A residência de referência pode ser definida conforme as condições concretas e o interesse da criança ou do adolescente. Isso não transforma o outro genitor em visitante nem impede uma convivência ampla e adequada.

O tempo não precisa ser dividido pela metade

Guarda compartilhada não é sinônimo de alternância semanal nem de permanência exatamente igual em cada casa. O plano de convivência deve considerar idade, escola, distância entre residências, horários, vínculos afetivos e rotina familiar.

Férias, feriados, datas comemorativas, viagens e comunicação à distância podem ser organizados antecipadamente para reduzir conflitos e oferecer previsibilidade aos filhos.

Regra geral e situações que exigem cautela

Quando ambos os genitores estão aptos, a guarda compartilhada é a solução prioritária no sistema brasileiro, ainda que não exista consenso entre eles. A decisão, porém, sempre deve atender ao melhor interesse dos filhos.

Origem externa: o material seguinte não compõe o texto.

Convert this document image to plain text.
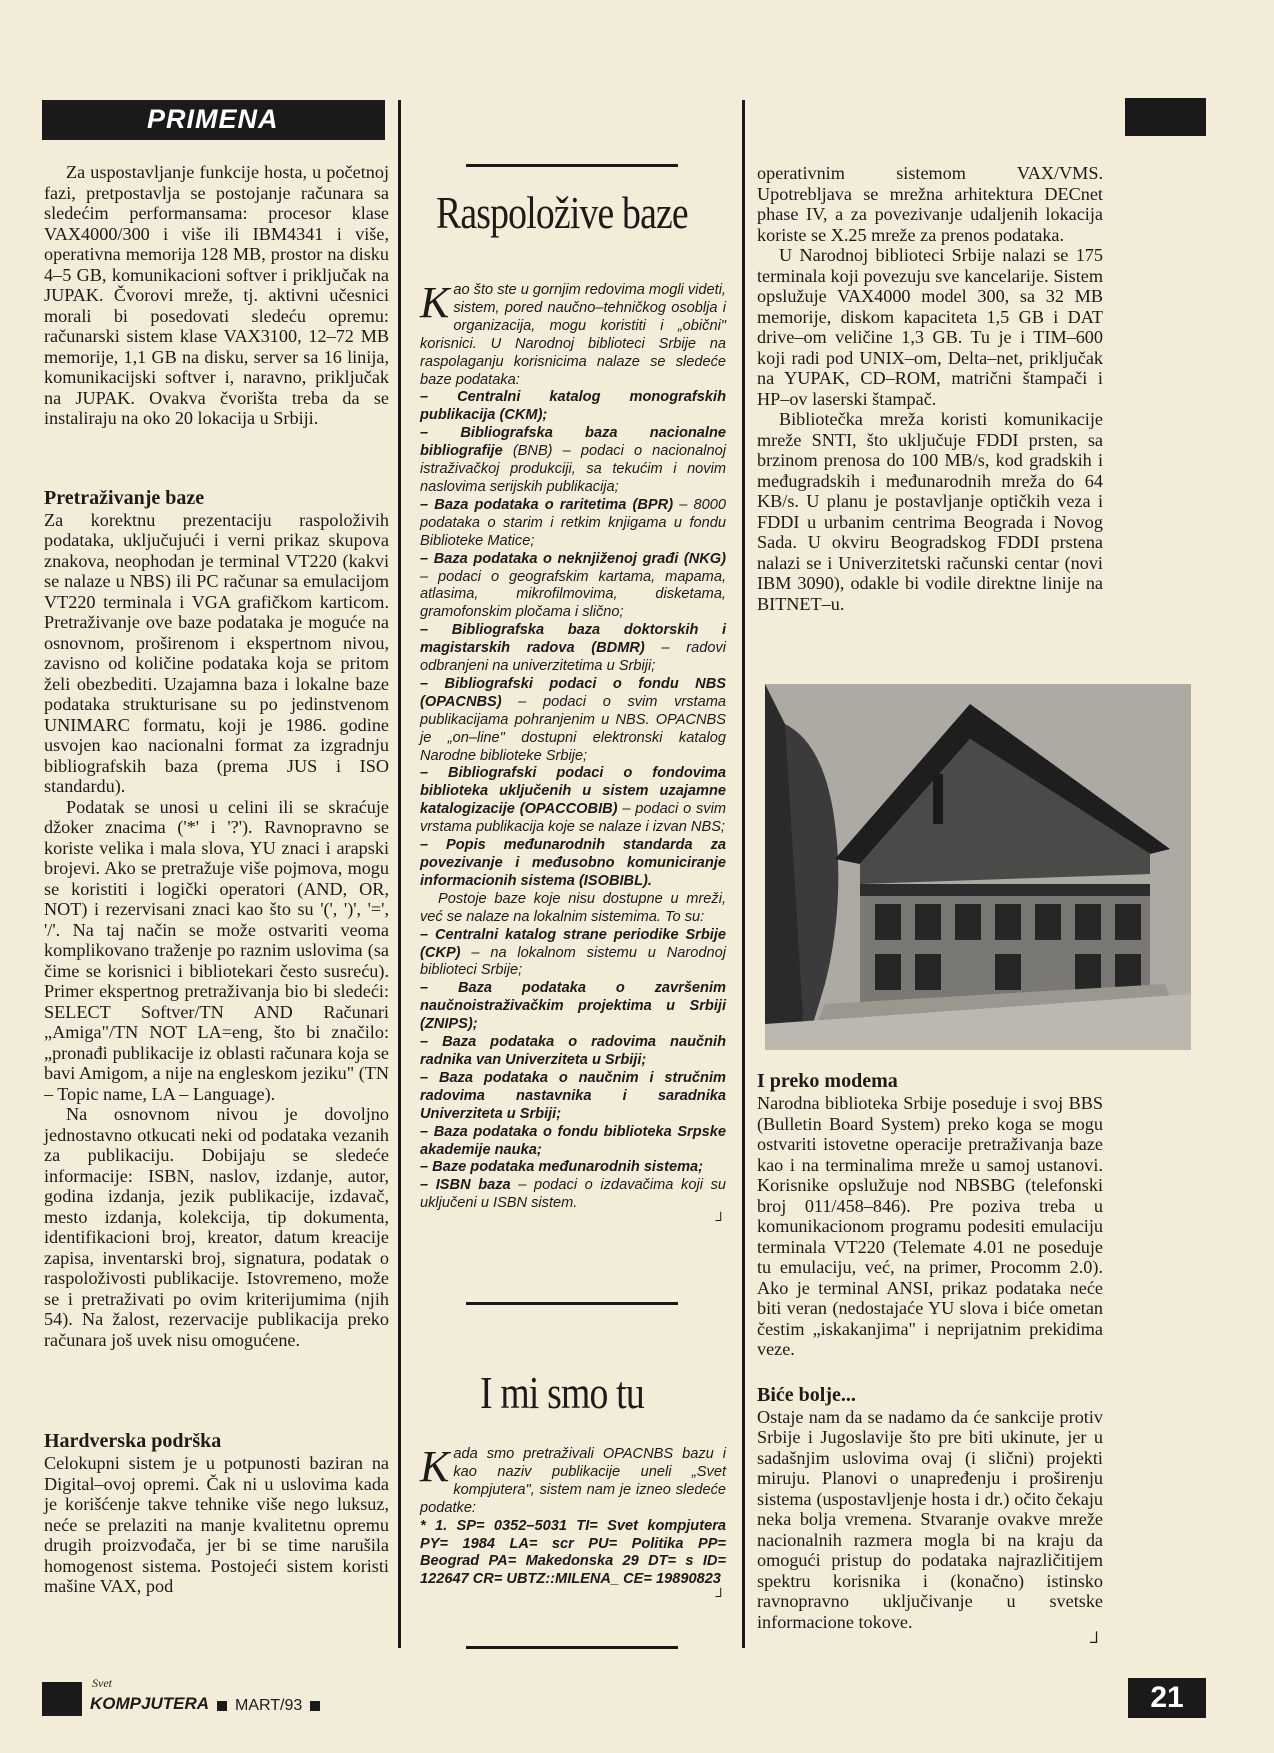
PRIMENA

Za uspostavljanje funkcije hosta, u početnoj fazi, pretpostavlja se postojanje računara sa sledećim performansama: procesor klase VAX4000/300 i više ili IBM4341 i više, operativna memorija 128 MB, prostor na disku 4–5 GB, komunikacioni softver i priključak na JUPAK. Čvorovi mreže, tj. aktivni učesnici morali bi posedovati sledeću opremu: računarski sistem klase VAX3100, 12–72 MB memorije, 1,1 GB na disku, server sa 16 linija, komunikacijski softver i, naravno, priključak na JUPAK. Ovakva čvorišta treba da se instaliraju na oko 20 lokacija u Srbiji.

Pretraživanje baze

Za korektnu prezentaciju raspoloživih podataka, uključujući i verni prikaz skupova znakova, neophodan je terminal VT220 (kakvi se nalaze u NBS) ili PC računar sa emulacijom VT220 terminala i VGA grafičkom karticom. Pretraživanje ove baze podataka je moguće na osnovnom, proširenom i ekspertnom nivou, zavisno od količine podataka koja se pritom želi obezbediti. Uzajamna baza i lokalne baze podataka strukturisane su po jedinstvenom UNIMARC formatu, koji je 1986. godine usvojen kao nacionalni format za izgradnju bibliografskih baza (prema JUS i ISO standardu).

Podatak se unosi u celini ili se skraćuje džoker znacima ('*' i '?'). Ravnopravno se koriste velika i mala slova, YU znaci i arapski brojevi. Ako se pretražuje više pojmova, mogu se koristiti i logički operatori (AND, OR, NOT) i rezervisani znaci kao što su '(', ')', '=', '/'. Na taj način se može ostvariti veoma komplikovano traženje po raznim uslovima (sa čime se korisnici i bibliotekari često susreću). Primer ekspertnog pretraživanja bio bi sledeći: SELECT Softver/TN AND Računari „Amiga"/TN NOT LA=eng, što bi značilo: „pronađi publikacije iz oblasti računara koja se bavi Amigom, a nije na engleskom jeziku" (TN – Topic name, LA – Language).

Na osnovnom nivou je dovoljno jednostavno otkucati neki od podataka vezanih za publikaciju. Dobijaju se sledeće informacije: ISBN, naslov, izdanje, autor, godina izdanja, jezik publikacije, izdavač, mesto izdanja, kolekcija, tip dokumenta, identifikacioni broj, kreator, datum kreacije zapisa, inventarski broj, signatura, podatak o raspoloživosti publikacije. Istovremeno, može se i pretraživati po ovim kriterijumima (njih 54). Na žalost, rezervacije publikacija preko računara još uvek nisu omogućene.

Hardverska podrška

Celokupni sistem je u potpunosti baziran na Digital–ovoj opremi. Čak ni u uslovima kada je korišćenje takve tehnike više nego luksuz, neće se prelaziti na manje kvalitetnu opremu drugih proizvođača, jer bi se time narušila homogenost sistema. Postojeći sistem koristi mašine VAX, pod

Raspoložive baze

Kao što ste u gornjim redovima mogli videti, sistem, pored naučno–tehničkog osoblja i organizacija, mogu koristiti i „obični" korisnici. U Narodnoj biblioteci Srbije na raspolaganju korisnicima nalaze se sledeće baze podataka:

– Centralni katalog monografskih publikacija (CKM);

– Bibliografska baza nacionalne bibliografije (BNB) – podaci o nacionalnoj istraživačkoj produkciji, sa tekućim i novim naslovima serijskih publikacija;

– Baza podataka o raritetima (BPR) – 8000 podataka o starim i retkim knjigama u fondu Biblioteke Matice;

– Baza podataka o neknjiženoj građi (NKG) – podaci o geografskim kartama, mapama, atlasima, mikrofilmovima, disketama, gramofonskim pločama i slično;

– Bibliografska baza doktorskih i magistarskih radova (BDMR) – radovi odbranjeni na univerzitetima u Srbiji;

– Bibliografski podaci o fondu NBS (OPACNBS) – podaci o svim vrstama publikacijama pohranjenim u NBS. OPACNBS je „on–line" dostupni elektronski katalog Narodne biblioteke Srbije;

– Bibliografski podaci o fondovima biblioteka uključenih u sistem uzajamne katalogizacije (OPACCOBIB) – podaci o svim vrstama publikacija koje se nalaze i izvan NBS;

– Popis međunarodnih standarda za povezivanje i međusobno komuniciranje informacionih sistema (ISOBIBL).

Postoje baze koje nisu dostupne u mreži, već se nalaze na lokalnim sistemima. To su:

– Centralni katalog strane periodike Srbije (CKP) – na lokalnom sistemu u Narodnoj biblioteci Srbije;

– Baza podataka o završenim naučnoistraživačkim projektima u Srbiji (ZNIPS);

– Baza podataka o radovima naučnih radnika van Univerziteta u Srbiji;

– Baza podataka o naučnim i stručnim radovima nastavnika i saradnika Univerziteta u Srbiji;

– Baza podataka o fondu biblioteka Srpske akademije nauka;

– Baze podataka međunarodnih sistema;

– ISBN baza – podaci o izdavačima koji su uključeni u ISBN sistem.

┘
I mi smo tu

Kada smo pretraživali OPACNBS bazu i kao naziv publikacije uneli „Svet kompjutera", sistem nam je izneo sledeće podatke:

* 1. SP= 0352–5031 TI= Svet kompjutera PY= 1984 LA= scr PU= Politika PP= Beograd PA= Makedonska 29 DT= s ID= 122647 CR= UBTZ::MILENA_ CE= 19890823
┘

operativnim sistemom VAX/VMS. Upotrebljava se mrežna arhitektura DECnet phase IV, a za povezivanje udaljenih lokacija koriste se X.25 mreže za prenos podataka.

U Narodnoj biblioteci Srbije nalazi se 175 terminala koji povezuju sve kancelarije. Sistem opslužuje VAX4000 model 300, sa 32 MB memorije, diskom kapaciteta 1,5 GB i DAT drive–om veličine 1,3 GB. Tu je i TIM–600 koji radi pod UNIX–om, Delta–net, priključak na YUPAK, CD–ROM, matrični štampači i HP–ov laserski štampač.

Bibliotečka mreža koristi komunikacije mreže SNTI, što uključuje FDDI prsten, sa brzinom prenosa do 100 MB/s, kod gradskih i međugradskih i međunarodnih mreža do 64 KB/s. U planu je postavljanje optičkih veza i FDDI u urbanim centrima Beograda i Novog Sada. U okviru Beogradskog FDDI prstena nalazi se i Univerzitetski računski centar (novi IBM 3090), odakle bi vodile direktne linije na BITNET–u.

I preko modema

Narodna biblioteka Srbije poseduje i svoj BBS (Bulletin Board System) preko koga se mogu ostvariti istovetne operacije pretraživanja baze kao i na terminalima mreže u samoj ustanovi. Korisnike opslužuje nod NBSBG (telefonski broj 011/458–846). Pre poziva treba u komunikacionom programu podesiti emulaciju terminala VT220 (Telemate 4.01 ne poseduje tu emulaciju, već, na primer, Procomm 2.0). Ako je terminal ANSI, prikaz podataka neće biti veran (nedostajaće YU slova i biće ometan čestim „iskakanjima" i neprijatnim prekidima veze.

Biće bolje...

Ostaje nam da se nadamo da će sankcije protiv Srbije i Jugoslavije što pre biti ukinute, jer u sadašnjim uslovima ovaj (i slični) projekti miruju. Planovi o unapređenju i proširenju sistema (uspostavljenje hosta i dr.) očito čekaju neka bolja vremena. Stvaranje ovakve mreže nacionalnih razmera mogla bi na kraju da omogući pristup do podataka najrazličitijem spektru korisnika i (konačno) istinsko ravnopravno uključivanje u svetske informacione tokove.

┘
Svet
KOMPJUTERA MART/93	21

Desde a Lei nº 14.713/2023, a existência de elementos que indiquem probabilidade de risco de violência doméstica ou familiar impede a aplicação automática da guarda compartilhada. O juiz deve indagar previamente as partes e o Ministério Público sobre esse risco.

  • histórico de violência ou medida protetiva;
  • capacidade de cuidado e disponibilidade;
  • rotina escolar e necessidades de saúde;
  • distância entre as residências;
  • idade, vínculos e manifestação dos filhos, quando cabível.

Guarda e alimentos são temas distintos

A guarda compartilhada não elimina automaticamente a pensão alimentícia. A contribuição de cada responsável é definida conforme as necessidades dos filhos e as possibilidades de pai e mãe, considerando também despesas pagas diretamente.

Decisões relevantes devem ser comunicadas. Quando o diálogo direto é difícil, um plano parental detalhado ou canais objetivos de comunicação podem reduzir a exposição dos filhos ao conflito.

A guarda compartilhada funciona melhor quando transforma direitos dos adultos em responsabilidades coordenadas e mantém o interesse dos filhos no centro de cada decisão.

Este conteúdo possui caráter exclusivamente informativo e não substitui a análise jurídica individual do caso concreto.